Found out after the fact that there’s no actual napping involved.
I’m awake, in a trunk. This is bullshit.
ME: I have zero interest in owning a parrot.
CLERK: This parrot is 80% off.
ME: I will take 4 parrots.
Technically, any crime is a petty crime if you bring your pet to assist you during the crime.
Me: You need to eat vegetables instead of candy if you want to be tall.
4-year-old: I’ll just be small and happy.
INTERVIEWER: Why did you leave your previous job?
ME: Because once they fire you they won’t let you stay.
This recipe’s great because you probably have all the ingredients on hand! OK let’s start: grind your caribou horn down til you have half a teaspoon of powder…

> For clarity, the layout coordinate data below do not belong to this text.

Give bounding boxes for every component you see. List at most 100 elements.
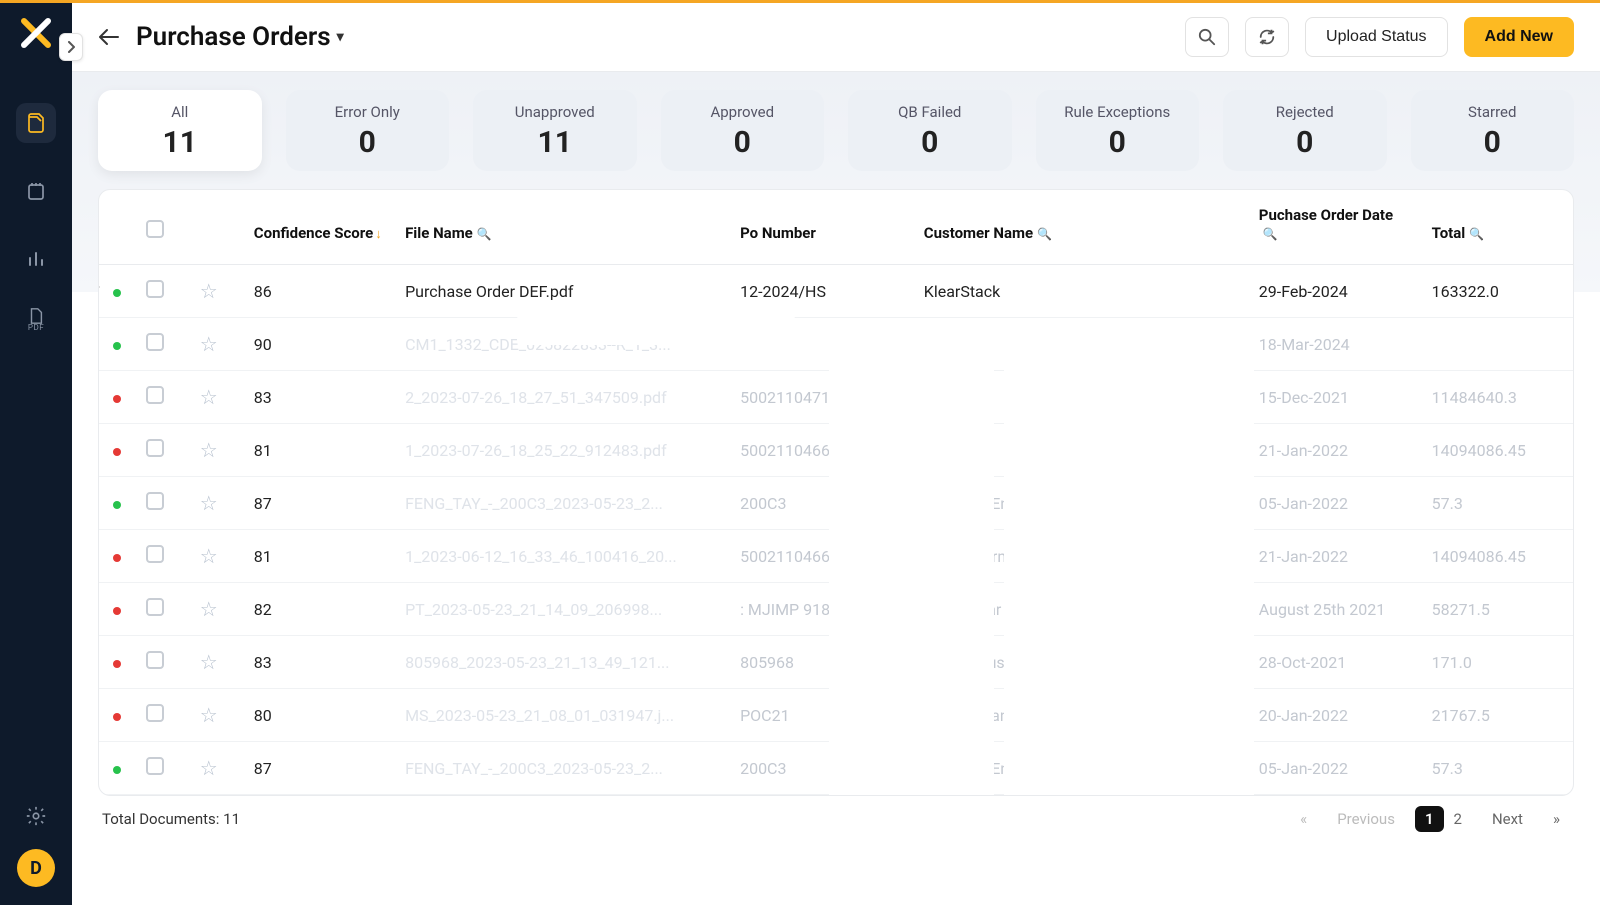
cell-total: 163322.0	[1422, 265, 1573, 318]
page-2[interactable]: 2	[1444, 806, 1472, 832]
cell-confidence: 87	[244, 477, 395, 530]
filter-rejected[interactable]: Rejected 0	[1223, 90, 1387, 171]
stat-label: Unapproved	[484, 103, 626, 121]
cell-confidence: 90	[244, 318, 395, 371]
stat-value: 0	[672, 125, 814, 160]
row-checkbox[interactable]	[146, 545, 164, 563]
stat-label: Starred	[1422, 103, 1564, 121]
table-row[interactable]: ☆ 83 2_2023-07-26_18_27_51_347509.pdf 50…	[99, 371, 1573, 424]
page-title[interactable]: Purchase Orders ▾	[136, 22, 344, 52]
cell-po-number: 5002110466	[730, 530, 914, 583]
filter-starred[interactable]: Starred 0	[1411, 90, 1575, 171]
cell-confidence: 83	[244, 371, 395, 424]
row-checkbox[interactable]	[146, 704, 164, 722]
cell-date: 15-Dec-2021	[1249, 371, 1422, 424]
filter-unapproved[interactable]: Unapproved 11	[473, 90, 637, 171]
search-icon: 🔍	[477, 227, 492, 241]
col-po-date[interactable]: Puchase Order Date🔍	[1249, 190, 1422, 265]
row-checkbox[interactable]	[146, 386, 164, 404]
filter-approved[interactable]: Approved 0	[661, 90, 825, 171]
page-1[interactable]: 1	[1415, 806, 1444, 832]
cell-file-name: MS_2023-05-23_21_08_01_031947.j...	[395, 689, 730, 742]
star-icon[interactable]: ☆	[200, 703, 218, 727]
expand-sidebar-button[interactable]	[59, 33, 83, 61]
table-row[interactable]: ☆ 80 MS_2023-05-23_21_08_01_031947.j... …	[99, 689, 1573, 742]
cell-date: 20-Jan-2022	[1249, 689, 1422, 742]
filter-all[interactable]: All 11	[98, 90, 262, 171]
cell-customer	[914, 318, 1249, 371]
filter-qb-failed[interactable]: QB Failed 0	[848, 90, 1012, 171]
cell-confidence: 81	[244, 424, 395, 477]
table-row[interactable]: ☆ 83 805968_2023-05-23_21_13_49_121... 8…	[99, 636, 1573, 689]
table-row[interactable]: ☆ 90 CM1_1332_CDE_025822833--R_1_3... 18…	[99, 318, 1573, 371]
dropdown-caret-icon: ▾	[337, 29, 344, 45]
pdf-label: PDF	[28, 323, 44, 332]
row-checkbox[interactable]	[146, 439, 164, 457]
nav-analytics[interactable]	[16, 239, 56, 279]
col-confidence[interactable]: Confidence Score↓	[244, 190, 395, 265]
cell-date: 28-Oct-2021	[1249, 636, 1422, 689]
star-icon[interactable]: ☆	[200, 332, 218, 356]
col-customer[interactable]: Customer Name🔍	[914, 190, 1249, 265]
nav-notes[interactable]	[16, 171, 56, 211]
stat-value: 0	[1422, 125, 1564, 160]
cell-total: 57.3	[1422, 477, 1573, 530]
cell-customer: KlearStack	[914, 265, 1249, 318]
star-icon[interactable]: ☆	[200, 438, 218, 462]
table-row[interactable]: ☆ 81 1_2023-07-26_18_25_22_912483.pdf 50…	[99, 424, 1573, 477]
page-last[interactable]: »	[1543, 806, 1570, 832]
col-total[interactable]: Total🔍	[1422, 190, 1573, 265]
row-checkbox[interactable]	[146, 598, 164, 616]
row-checkbox[interactable]	[146, 757, 164, 775]
table-row[interactable]: ☆ 82 PT_2023-05-23_21_14_09_206998... : …	[99, 583, 1573, 636]
nav-documents[interactable]	[16, 103, 56, 143]
cell-customer: Kec Bantar Gebang	[914, 583, 1249, 636]
add-new-button[interactable]: Add New	[1464, 17, 1574, 57]
col-po-number[interactable]: Po Number	[730, 190, 914, 265]
table-row[interactable]: ☆ 87 FENG_TAY_-_200C3_2023-05-23_2... 20…	[99, 477, 1573, 530]
select-all-checkbox[interactable]	[146, 220, 164, 238]
nav-pdf[interactable]: PDF	[16, 307, 56, 332]
cell-po-number: 200C3	[730, 742, 914, 795]
cell-customer: Habeeb Tanning Company	[914, 689, 1249, 742]
row-checkbox[interactable]	[146, 492, 164, 510]
col-file-name[interactable]: File Name🔍	[395, 190, 730, 265]
page-prev[interactable]: Previous	[1327, 806, 1405, 832]
stat-value: 0	[297, 125, 439, 160]
refresh-button[interactable]	[1245, 17, 1289, 57]
pointer-arrow-icon	[98, 280, 103, 294]
star-icon[interactable]: ☆	[200, 756, 218, 780]
cell-file-name: PT_2023-05-23_21_14_09_206998...	[395, 583, 730, 636]
row-checkbox[interactable]	[146, 333, 164, 351]
user-avatar[interactable]: D	[17, 849, 55, 887]
cell-customer: Feng Tay Enterprises Co Ltd	[914, 742, 1249, 795]
cell-total	[1422, 318, 1573, 371]
cell-file-name: 805968_2023-05-23_21_13_49_121...	[395, 636, 730, 689]
cell-confidence: 86	[244, 265, 395, 318]
filter-rule-exceptions[interactable]: Rule Exceptions 0	[1036, 90, 1200, 171]
page-next[interactable]: Next	[1482, 806, 1533, 832]
table-row[interactable]: ☆ 81 1_2023-06-12_16_33_46_100416_20... …	[99, 530, 1573, 583]
page-first[interactable]: «	[1290, 806, 1317, 832]
cell-customer: Vista Information Systems Private Limite…	[914, 530, 1249, 583]
star-icon[interactable]: ☆	[200, 597, 218, 621]
status-dot	[113, 342, 121, 350]
status-dot	[113, 766, 121, 774]
star-icon[interactable]: ☆	[200, 279, 218, 303]
star-icon[interactable]: ☆	[200, 650, 218, 674]
cell-date: 18-Mar-2024	[1249, 318, 1422, 371]
cell-date: 21-Jan-2022	[1249, 530, 1422, 583]
table-row[interactable]: ☆ 87 FENG_TAY_-_200C3_2023-05-23_2... 20…	[99, 742, 1573, 795]
star-icon[interactable]: ☆	[200, 385, 218, 409]
row-checkbox[interactable]	[146, 280, 164, 298]
star-icon[interactable]: ☆	[200, 491, 218, 515]
star-icon[interactable]: ☆	[200, 544, 218, 568]
table-row[interactable]: ☆ 86 Purchase Order DEF.pdf 12-2024/HS K…	[99, 265, 1573, 318]
back-button[interactable]	[98, 28, 120, 46]
stat-label: Rejected	[1234, 103, 1376, 121]
search-button[interactable]	[1185, 17, 1229, 57]
row-checkbox[interactable]	[146, 651, 164, 669]
filter-error-only[interactable]: Error Only 0	[286, 90, 450, 171]
upload-status-button[interactable]: Upload Status	[1305, 17, 1448, 57]
settings-icon[interactable]	[25, 805, 47, 827]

“THE WORLD IS GOING TO END!”
2012: omg please no
2016: are we doing this or not
Bryan Adams: 🎵 Can’t stop this thing we starrrrted 🎵
Guy in next urinal: Dude, please.
*laughing* I bought a baby gate (to keep the dog from eating the cat’s food) but forgot to tell my son. A box was delivered with the words “BABY GATE” on it. I was running errands so he saw the box. I got a call from my horrified son asking “OMG NO Why do you need a BABY gate?”
I am good with a paring knife. I like the weight of it in my hand. Sorry, go on, finish your story.
*watching the first MI, Tom Cruise sends a message to max@job 3:14
me: pfft that’s not a valid email address format, no wonder it’s called Mission Impossible
wife:
me: I mean some of the other stuff seems pretty improbable too
Leave a Post-It on your girlfriend’s birth control that says, “guess u don’t want 2 have my babies haha.”